The argument from harm is probably the best argument for their unacceptability, and it states that certain language is actually harmful when used. Examples of this include swearwords, but also slurs and other hatespeech. Because of the harm that these words cause merely through their utterance, we shouldn’t say them. I hold this to be different from the argument from bad words because, for the argument from harm, even if it were the case that convention made these words permissible, they would still be harmful. But that doesn’t seem to be the case. For example, let’s think about the word “Nigger”. It’s easily recognized as one of the most historically harmful words in the English language, and I think we can agree that we ought to never use it, right? It devalues a person based purely on their race, which is something we ought not to do. But does that mean we can’t use it ever? If we talk about its historical context, or its use in The Adventures of Huckleberry Finn, or even advocate against its use, like Julian Curry does, can we use it then? We can use substitute words, like “The N-Word”, but does that change anything? We all still know exactly what word we’re talking about, and if I shout “You’re an N-Word!” at someone, it doesn’t seem like that makes it any better, any more than using freaking, frigging, or f’ing instead of fucking is. What the argument from harm illustrates is that we need to acknowledge the power that certain words have to wound if we use them in certain contexts, and while it makes a very good point (I’d even go as far as saying we ought never to use words to wound), it’s not a good argument against using the words at all.

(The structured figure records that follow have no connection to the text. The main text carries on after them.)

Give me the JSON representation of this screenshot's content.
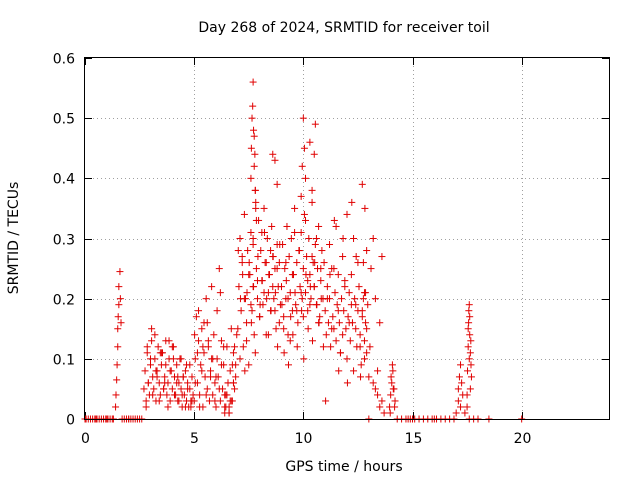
{
  "chart_data": {
    "type": "scatter",
    "title": "Day 268 of 2024, SRMTID for receiver toil",
    "xlabel": "GPS time / hours",
    "ylabel": "SRMTID / TECUs",
    "xlim": [
      0,
      24
    ],
    "ylim": [
      0,
      0.6
    ],
    "xticks": [
      0,
      5,
      10,
      15,
      20
    ],
    "yticks": [
      0,
      0.1,
      0.2,
      0.3,
      0.4,
      0.5,
      0.6
    ],
    "xtick_labels": [
      "0",
      "5",
      "10",
      "15",
      "20"
    ],
    "ytick_labels": [
      "0",
      "0.1",
      "0.2",
      "0.3",
      "0.4",
      "0.5",
      "0.6"
    ],
    "grid": true,
    "marker": "+",
    "series": [
      {
        "name": "SRMTID",
        "color": "#e00000",
        "x": [
          0.05,
          0.15,
          0.25,
          0.35,
          0.45,
          0.55,
          0.65,
          0.75,
          0.85,
          0.95,
          1.05,
          1.15,
          1.25,
          1.3,
          1.4,
          1.42,
          1.45,
          1.47,
          1.5,
          1.5,
          1.52,
          1.55,
          1.55,
          1.6,
          1.62,
          1.65,
          1.7,
          1.8,
          1.9,
          2.0,
          2.1,
          2.2,
          2.3,
          2.4,
          2.5,
          2.7,
          2.75,
          2.8,
          2.85,
          2.9,
          2.95,
          3.0,
          3.05,
          3.1,
          3.15,
          3.2,
          3.25,
          3.3,
          3.35,
          3.4,
          3.45,
          3.5,
          3.55,
          3.6,
          3.65,
          3.7,
          3.75,
          3.8,
          3.85,
          3.9,
          3.95,
          4.0,
          4.05,
          4.1,
          4.15,
          4.2,
          4.25,
          4.3,
          4.35,
          4.4,
          4.45,
          4.5,
          4.55,
          4.6,
          4.65,
          4.7,
          4.75,
          4.8,
          4.85,
          4.9,
          4.95,
          2.8,
          2.9,
          3.0,
          3.1,
          3.2,
          3.3,
          3.4,
          3.5,
          3.6,
          3.7,
          3.8,
          3.9,
          4.0,
          4.1,
          4.2,
          4.3,
          4.4,
          4.5,
          4.6,
          4.7,
          4.8,
          4.9,
          2.85,
          3.05,
          3.25,
          3.45,
          3.65,
          3.85,
          4.05,
          4.25,
          4.45,
          4.65,
          4.85,
          5.0,
          5.05,
          5.1,
          5.15,
          5.2,
          5.25,
          5.3,
          5.35,
          5.4,
          5.45,
          5.5,
          5.55,
          5.6,
          5.65,
          5.7,
          5.75,
          5.8,
          5.85,
          5.9,
          5.95,
          6.0,
          6.05,
          6.1,
          6.15,
          6.2,
          6.25,
          6.3,
          6.35,
          6.4,
          6.45,
          6.5,
          6.55,
          6.6,
          6.65,
          6.7,
          6.75,
          6.8,
          6.85,
          6.9,
          6.95,
          5.05,
          5.15,
          5.25,
          5.35,
          5.45,
          5.55,
          5.65,
          5.75,
          5.85,
          5.95,
          6.05,
          6.15,
          6.25,
          6.35,
          6.45,
          6.55,
          6.65,
          6.75,
          6.85,
          5.02,
          5.2,
          5.4,
          5.6,
          5.8,
          6.0,
          6.2,
          6.4,
          6.6,
          6.8,
          6.4,
          6.5,
          6.6,
          6.7,
          6.8,
          6.9,
          7.0,
          7.05,
          7.1,
          7.15,
          7.2,
          7.25,
          7.3,
          7.35,
          7.4,
          7.45,
          7.5,
          7.55,
          7.6,
          7.65,
          7.7,
          7.75,
          7.8,
          7.85,
          7.9,
          7.95,
          8.0,
          8.05,
          8.1,
          8.15,
          8.2,
          8.25,
          8.3,
          8.35,
          8.4,
          8.45,
          8.5,
          8.55,
          8.6,
          8.65,
          8.7,
          8.75,
          8.8,
          8.85,
          8.9,
          8.95,
          7.1,
          7.2,
          7.3,
          7.4,
          7.5,
          7.6,
          7.7,
          7.8,
          7.9,
          8.0,
          8.1,
          8.2,
          8.3,
          8.4,
          8.5,
          8.6,
          8.7,
          8.8,
          8.9,
          7.02,
          7.12,
          7.22,
          7.32,
          7.42,
          7.52,
          7.62,
          7.72,
          7.82,
          7.92,
          8.02,
          8.12,
          8.22,
          8.32,
          8.42,
          8.52,
          8.62,
          8.72,
          8.82,
          8.92,
          7.6,
          7.62,
          7.65,
          7.68,
          7.7,
          7.72,
          7.75,
          7.78,
          7.8,
          7.82,
          7.85,
          7.7,
          7.75,
          9.0,
          9.05,
          9.1,
          9.15,
          9.2,
          9.25,
          9.3,
          9.35,
          9.4,
          9.45,
          9.5,
          9.55,
          9.6,
          9.65,
          9.7,
          9.75,
          9.8,
          9.85,
          9.9,
          9.95,
          10.0,
          10.05,
          10.1,
          10.15,
          10.2,
          10.25,
          10.3,
          10.35,
          10.4,
          10.45,
          10.5,
          10.55,
          10.6,
          10.65,
          10.7,
          10.75,
          10.8,
          10.85,
          10.9,
          10.95,
          9.1,
          9.2,
          9.3,
          9.4,
          9.5,
          9.6,
          9.7,
          9.8,
          9.9,
          10.0,
          10.1,
          10.2,
          10.3,
          10.4,
          10.5,
          10.6,
          10.7,
          10.8,
          10.9,
          9.02,
          9.12,
          9.22,
          9.32,
          9.42,
          9.52,
          9.62,
          9.72,
          9.82,
          9.92,
          10.02,
          10.12,
          10.22,
          10.32,
          10.42,
          10.52,
          10.62,
          10.72,
          10.82,
          10.92,
          9.9,
          9.95,
          10.0,
          10.05,
          10.1,
          10.4,
          10.5,
          10.55,
          10.3,
          8.6,
          8.7,
          8.8,
          11.0,
          11.05,
          11.1,
          11.15,
          11.2,
          11.25,
          11.3,
          11.35,
          11.4,
          11.45,
          11.5,
          11.55,
          11.6,
          11.65,
          11.7,
          11.75,
          11.8,
          11.85,
          11.9,
          11.95,
          12.0,
          12.05,
          12.1,
          12.15,
          12.2,
          12.25,
          12.3,
          12.35,
          12.4,
          12.45,
          12.5,
          12.55,
          12.6,
          12.65,
          12.7,
          12.75,
          12.8,
          12.85,
          12.9,
          12.95,
          11.1,
          11.2,
          11.3,
          11.4,
          11.5,
          11.6,
          11.7,
          11.8,
          11.9,
          12.0,
          12.1,
          12.2,
          12.3,
          12.4,
          12.5,
          12.6,
          12.7,
          12.8,
          12.9,
          11.02,
          11.22,
          11.42,
          11.62,
          11.82,
          12.02,
          12.22,
          12.42,
          12.62,
          12.82,
          12.7,
          12.75,
          12.8,
          12.85,
          12.9,
          13.0,
          13.05,
          13.1,
          13.2,
          13.3,
          13.4,
          13.5,
          13.6,
          13.2,
          13.3,
          13.4,
          13.5,
          13.6,
          13.7,
          13.95,
          14.0,
          14.05,
          14.1,
          14.15,
          14.2,
          13.98,
          14.02,
          14.08,
          14.12,
          14.18,
          14.3,
          14.5,
          14.7,
          14.9,
          15.1,
          15.3,
          15.5,
          15.7,
          15.9,
          16.1,
          16.3,
          16.5,
          16.7,
          16.9,
          17.0,
          17.1,
          17.2,
          17.3,
          17.4,
          17.6,
          17.8,
          18.0,
          17.1,
          17.15,
          17.2,
          17.25,
          17.5,
          17.52,
          17.55,
          17.57,
          17.6,
          17.62,
          17.65,
          17.67,
          17.7,
          17.55,
          17.6,
          17.65,
          17.5,
          17.58,
          17.62,
          17.68,
          20.0,
          0.0,
          0.5,
          1.0,
          2.0,
          2.6,
          13.0,
          14.8,
          15.0,
          16.0,
          18.5
        ],
        "y": [
          0,
          0,
          0,
          0,
          0,
          0,
          0,
          0,
          0,
          0,
          0,
          0,
          0,
          0,
          0.02,
          0.04,
          0.065,
          0.09,
          0.12,
          0.15,
          0.17,
          0.19,
          0.22,
          0.245,
          0.2,
          0.16,
          0,
          0,
          0,
          0,
          0,
          0,
          0,
          0,
          0,
          0.05,
          0.08,
          0.03,
          0.11,
          0.06,
          0.04,
          0.09,
          0.13,
          0.07,
          0.05,
          0.1,
          0.03,
          0.08,
          0.12,
          0.06,
          0.04,
          0.09,
          0.11,
          0.05,
          0.07,
          0.13,
          0.04,
          0.06,
          0.1,
          0.03,
          0.08,
          0.05,
          0.12,
          0.07,
          0.04,
          0.09,
          0.03,
          0.06,
          0.1,
          0.05,
          0.02,
          0.07,
          0.04,
          0.08,
          0.03,
          0.06,
          0.02,
          0.05,
          0.03,
          0.07,
          0.04,
          0.02,
          0.06,
          0.1,
          0.04,
          0.14,
          0.07,
          0.03,
          0.11,
          0.05,
          0.09,
          0.02,
          0.08,
          0.12,
          0.04,
          0.06,
          0.03,
          0.1,
          0.07,
          0.02,
          0.05,
          0.09,
          0.03,
          0.12,
          0.15,
          0.08,
          0.11,
          0.06,
          0.13,
          0.1,
          0.07,
          0.04,
          0.09,
          0.02,
          0.03,
          0.1,
          0.17,
          0.06,
          0.13,
          0.04,
          0.09,
          0.15,
          0.02,
          0.11,
          0.07,
          0.2,
          0.05,
          0.12,
          0.03,
          0.08,
          0.22,
          0.04,
          0.14,
          0.06,
          0.02,
          0.1,
          0.07,
          0.25,
          0.03,
          0.13,
          0.05,
          0.09,
          0.01,
          0.04,
          0.12,
          0.06,
          0.02,
          0.08,
          0.15,
          0.03,
          0.11,
          0.05,
          0.07,
          0.14,
          0.06,
          0.11,
          0.02,
          0.08,
          0.16,
          0.04,
          0.13,
          0.07,
          0.1,
          0.03,
          0.18,
          0.05,
          0.09,
          0.12,
          0.02,
          0.06,
          0.03,
          0.09,
          0.12,
          0.14,
          0.18,
          0.12,
          0.16,
          0.1,
          0.07,
          0.21,
          0.04,
          0.01,
          0.06,
          0.02,
          0.04,
          0.01,
          0.03,
          0.06,
          0.09,
          0.15,
          0.22,
          0.3,
          0.18,
          0.26,
          0.12,
          0.34,
          0.2,
          0.16,
          0.28,
          0.09,
          0.24,
          0.31,
          0.18,
          0.22,
          0.14,
          0.38,
          0.25,
          0.2,
          0.33,
          0.17,
          0.28,
          0.23,
          0.19,
          0.35,
          0.26,
          0.14,
          0.3,
          0.21,
          0.24,
          0.18,
          0.32,
          0.27,
          0.2,
          0.25,
          0.15,
          0.29,
          0.22,
          0.26,
          0.19,
          0.1,
          0.27,
          0.2,
          0.13,
          0.24,
          0.19,
          0.29,
          0.11,
          0.23,
          0.17,
          0.31,
          0.21,
          0.26,
          0.14,
          0.28,
          0.22,
          0.18,
          0.25,
          0.16,
          0.28,
          0.2,
          0.24,
          0.08,
          0.21,
          0.26,
          0.16,
          0.22,
          0.35,
          0.27,
          0.19,
          0.23,
          0.31,
          0.2,
          0.24,
          0.18,
          0.27,
          0.21,
          0.12,
          0.29,
          0.4,
          0.45,
          0.5,
          0.52,
          0.56,
          0.48,
          0.42,
          0.44,
          0.38,
          0.36,
          0.33,
          0.3,
          0.47,
          0.22,
          0.29,
          0.17,
          0.25,
          0.2,
          0.32,
          0.14,
          0.27,
          0.21,
          0.3,
          0.18,
          0.24,
          0.35,
          0.19,
          0.26,
          0.16,
          0.28,
          0.22,
          0.31,
          0.2,
          0.25,
          0.34,
          0.21,
          0.27,
          0.18,
          0.3,
          0.24,
          0.2,
          0.36,
          0.26,
          0.22,
          0.29,
          0.19,
          0.25,
          0.32,
          0.17,
          0.23,
          0.28,
          0.2,
          0.26,
          0.15,
          0.26,
          0.2,
          0.13,
          0.24,
          0.31,
          0.18,
          0.28,
          0.21,
          0.17,
          0.33,
          0.23,
          0.19,
          0.27,
          0.22,
          0.3,
          0.16,
          0.25,
          0.2,
          0.19,
          0.11,
          0.23,
          0.09,
          0.17,
          0.14,
          0.21,
          0.12,
          0.28,
          0.18,
          0.1,
          0.24,
          0.15,
          0.22,
          0.13,
          0.26,
          0.19,
          0.16,
          0.2,
          0.12,
          0.37,
          0.42,
          0.5,
          0.45,
          0.4,
          0.38,
          0.44,
          0.49,
          0.46,
          0.44,
          0.43,
          0.39,
          0.18,
          0.14,
          0.22,
          0.16,
          0.2,
          0.12,
          0.25,
          0.17,
          0.15,
          0.21,
          0.13,
          0.19,
          0.24,
          0.16,
          0.11,
          0.2,
          0.14,
          0.18,
          0.23,
          0.15,
          0.1,
          0.17,
          0.21,
          0.13,
          0.19,
          0.16,
          0.08,
          0.2,
          0.15,
          0.12,
          0.18,
          0.22,
          0.14,
          0.09,
          0.17,
          0.2,
          0.13,
          0.16,
          0.11,
          0.19,
          0.2,
          0.29,
          0.15,
          0.25,
          0.32,
          0.18,
          0.11,
          0.27,
          0.22,
          0.34,
          0.16,
          0.24,
          0.3,
          0.19,
          0.26,
          0.12,
          0.39,
          0.21,
          0.28,
          0.03,
          0.24,
          0.33,
          0.08,
          0.3,
          0.06,
          0.36,
          0.27,
          0.07,
          0.35,
          0.18,
          0.26,
          0.1,
          0.21,
          0.15,
          0.07,
          0.12,
          0.25,
          0.3,
          0.2,
          0.08,
          0.16,
          0.27,
          0.06,
          0.05,
          0.04,
          0.02,
          0.03,
          0.01,
          0.02,
          0.04,
          0.06,
          0.08,
          0.05,
          0.03,
          0.01,
          0.07,
          0.09,
          0.05,
          0.02,
          0,
          0,
          0,
          0,
          0,
          0,
          0,
          0,
          0,
          0,
          0,
          0,
          0,
          0,
          0.01,
          0.03,
          0.02,
          0.04,
          0.01,
          0.0,
          0.0,
          0.0,
          0.05,
          0.07,
          0.09,
          0.06,
          0.04,
          0.08,
          0.12,
          0.16,
          0.19,
          0.17,
          0.11,
          0.13,
          0.07,
          0.15,
          0.1,
          0.05,
          0.02,
          0.18,
          0.14,
          0.09,
          0,
          0,
          0,
          0,
          0,
          0,
          0,
          0,
          0,
          0,
          0
        ]
      }
    ]
  }
}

In essence, words are part of communication, and communication is about the transmission of meaning. We hear what people say, and from that we try and figure out what they mean, because it’s what they mean that matters to us. If it’s what they mean that matters, then the actual words they use shouldn’t be as important. What we’re watching out for shouldn’t be bad words, but bad intentions and most common words that we consider inappropriate don’t have those necessarily. If I stub my toe and cry out “Motherfucker!”, I’m using the word to express my displeasure at what’s just happened. If I call someone a motherfucker, I’m making a statement about them. They mean two different things. If I instead yell out “Ow!” or call someone a jerk, they express the exact same sentiments, but we’re somehow more fine with those words. We use so-called bad words as intensifiers in some cases, or to indicate our level of comfort with the people we’re around (which is why you’d feel more comfortable swearing with good friends than in church).

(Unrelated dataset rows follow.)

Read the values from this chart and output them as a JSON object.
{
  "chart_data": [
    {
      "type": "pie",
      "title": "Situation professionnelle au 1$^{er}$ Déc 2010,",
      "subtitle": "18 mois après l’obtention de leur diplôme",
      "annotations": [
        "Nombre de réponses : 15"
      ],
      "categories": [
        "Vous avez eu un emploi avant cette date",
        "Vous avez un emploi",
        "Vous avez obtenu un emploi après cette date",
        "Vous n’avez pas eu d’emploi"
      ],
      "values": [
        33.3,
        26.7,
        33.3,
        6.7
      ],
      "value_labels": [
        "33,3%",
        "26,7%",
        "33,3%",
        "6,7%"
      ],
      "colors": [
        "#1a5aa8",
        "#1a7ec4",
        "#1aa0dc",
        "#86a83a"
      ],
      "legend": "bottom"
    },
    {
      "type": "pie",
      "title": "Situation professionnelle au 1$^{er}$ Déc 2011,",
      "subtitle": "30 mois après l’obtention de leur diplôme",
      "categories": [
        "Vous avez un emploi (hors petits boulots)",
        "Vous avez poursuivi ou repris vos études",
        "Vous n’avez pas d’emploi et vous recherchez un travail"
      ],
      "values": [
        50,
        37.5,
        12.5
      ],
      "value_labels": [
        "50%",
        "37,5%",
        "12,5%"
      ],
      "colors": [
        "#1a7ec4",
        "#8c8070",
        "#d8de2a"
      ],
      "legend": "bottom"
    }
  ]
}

Words are just a tool, and the more tools you’ve got in your toolbox, the better equipped you are, whether you need to use them or not. An argument that we never need to use those words isn’t the same thing as an argument that we shouldn’t, in the same way that an argument that a screw take’s a Phillips isn’t an argument to never use a Robertson. When do you use your Robertson? When you feel the need to, and if you feel the need to use a few words that people might not like, then fucking do it.